A surge in US oil and natural gas production has lifted hopes about North American energy security, but that growth will plateau and will be difficult to replicate elsewhere, said Maria van der Hoeven, chief executive of the International Energy Agency, in an interview with The Christian Science Monitor said.
“There are some people who really think they can replicate the United States shale gas boom,” Van der Hoeven said. “It’s not as easy as that,” she noted.
The United States is awash in hydrocarbons, the result of good geology, supportive prices, a favorable regulatory and investment climate, and technology innovation. But the US energy boom is temporary, and not easy to replicate in other parts of the world, she added.
“The light tight oil revolution in the United States is changing the geographical map of oil trade. But we also mentioned [in an IEA analysis] that this growth would not last – that it would plateau, and then flatten and go down. That means that from 2025 onward, it’s again Saudi Arabia and the Gulf states that will come back. Because of the changing trade map, this oil will almost completely go to Asia – China, India, Korea and Japan.”

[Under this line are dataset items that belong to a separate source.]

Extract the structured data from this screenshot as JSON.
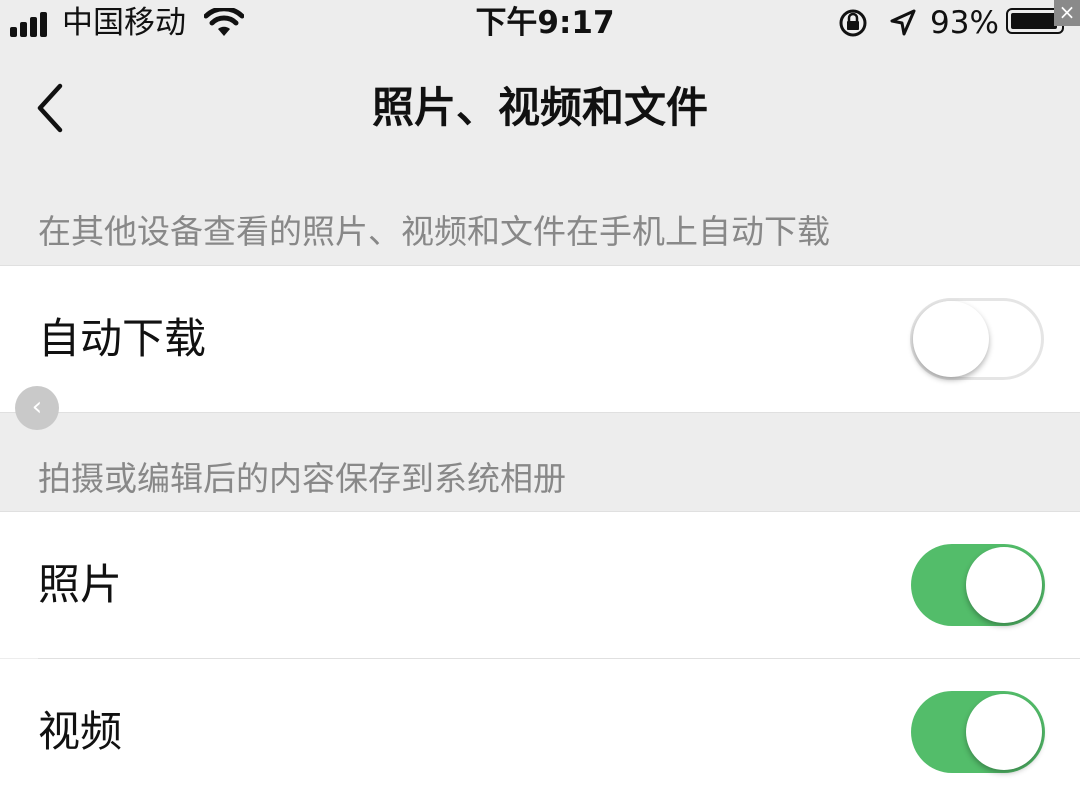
{
  "status_bar": {
    "carrier": "中国移动",
    "time": "下午9:17",
    "battery_percent": "93%",
    "icons": [
      "signal-icon",
      "wifi-icon",
      "rotation-lock-icon",
      "location-arrow-icon",
      "battery-icon"
    ]
  },
  "nav": {
    "back_icon": "chevron-left-icon",
    "title": "照片、视频和文件"
  },
  "sections": {
    "auto_download": {
      "header": "在其他设备查看的照片、视频和文件在手机上自动下载",
      "row_label": "自动下载",
      "toggle_on": false
    },
    "save_to_album": {
      "header": "拍摄或编辑后的内容保存到系统相册",
      "rows": [
        {
          "label": "照片",
          "toggle_on": true
        },
        {
          "label": "视频",
          "toggle_on": true
        }
      ]
    }
  },
  "colors": {
    "toggle_on": "#53bd6a",
    "background": "#ededed",
    "header_text": "#888888"
  },
  "overlay": {
    "close_glyph": "×",
    "handle_glyph": "‹"
  }
}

She further said “it’s also about having the right gas industry, the right knowledge, the right infrastructure, the water, the human skills, the geological information, etc. And geology in this part of the world, especially where the shale gas boom is, is quite different from Ukraine or Poland. You can learn from it, but it’s not a copy-and-paste. The United Kingdom is changing its attitude to shale gas. China wants to develop its shale gas, but it’s in a very dry part of the country. South Africa is looking to its shale gas resources. The point is there’s a lot of shale gas in the world, but it’s not as easily accessible as it was in the United States.”